Der Flügel der BI um Erna Wellnhofer macht vor allem die starke grüne Strömung im Vorstand für diese Politik verantwortlich. In der Tat sind im Vorstand vier grüne Funktionäre, darunter ein Kreisrat vertreten, obwohl laut Satzung Mandatsträger politischer Parteien kein Vorstandsamt übernehmen sollen. „Sie betreiben reine Machtpolitik“, wirft Brigitte Pabst den Vorstandsgrünen vor, die sich - so Erna Wellnhofer - „über die BI profilieren“ wollen.

Nach fünf Stunden kann der „grüne“ Flügel jubeln. Irene Sturm und Klaus Pöhler vereinigten bei den Neuwahlen die meisten Stimmen auf sich. Erna Wellnhofer schaffte zwar den Sprung in den Vorstand, rangierte jedoch in der Gunst der Mitglieder nur an fünfter Stelle. Ob ihr anfänglicher Appell an „die Gemeinsamkeit des Widerstands“ auch zukünftig fruchten wird, bezweifelt selbst der grüne Landtagsabgeordnete Armin Weiß. „Es wird sich zeigen, ob die Risse zu kitten sind.“ Auch der seit langem im WAA -Widerstand und bei Robin Wood in München engagierte Hannes Bojarski sieht, daß „relevante Teile des Widerstands nicht mehr in die Oberpfalz kommen“, obwohl die DWK via Besitz des Baugeländes faktisch noch immer Standortpolitik betreibt.
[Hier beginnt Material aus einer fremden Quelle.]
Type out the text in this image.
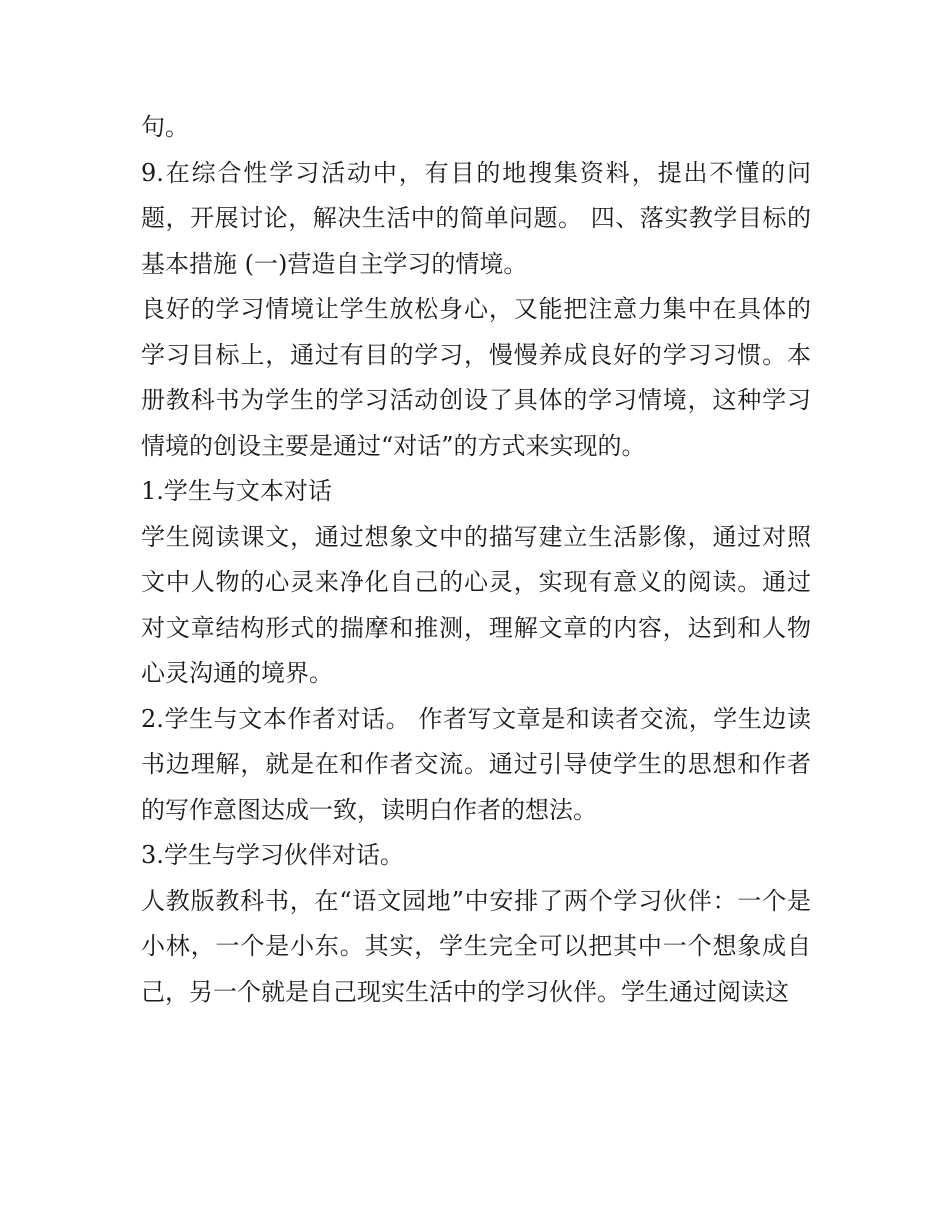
句。

9.在综合性学习活动中，有目的地搜集资料，提出不懂的问题，开展讨论，解决生活中的简单问题。 四、落实教学目标的基本措施 (一)营造自主学习的情境。

良好的学习情境让学生放松身心，又能把注意力集中在具体的学习目标上，通过有目的学习，慢慢养成良好的学习习惯。本册教科书为学生的学习活动创设了具体的学习情境，这种学习情境的创设主要是通过“对话”的方式来实现的。

1.学生与文本对话

学生阅读课文，通过想象文中的描写建立生活影像，通过对照文中人物的心灵来净化自己的心灵，实现有意义的阅读。通过对文章结构形式的揣摩和推测，理解文章的内容，达到和人物心灵沟通的境界。

2.学生与文本作者对话。 作者写文章是和读者交流，学生边读书边理解，就是在和作者交流。通过引导使学生的思想和作者的写作意图达成一致，读明白作者的想法。

3.学生与学习伙伴对话。

人教版教科书，在“语文园地”中安排了两个学习伙伴：一个是小林，一个是小东。其实，学生完全可以把其中一个想象成自己，另一个就是自己现实生活中的学习伙伴。学生通过阅读这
Er hofft, daß der neue Vorstand „die Politik des alten Vorstands beendet“. Schon seit längerem hat er insbesondere bei der Koordinierung bundes- und bayernweiter Anti-WAA -Aktionen beobachtet, daß Teile des Vorstands der BI Schwandorf eine „Ausgrenzungspolitik betreiben gegen den Teil des Widerstands, der die WAA am Bauzaun und nicht nur am Schreibtisch bekämpfen“ wollte.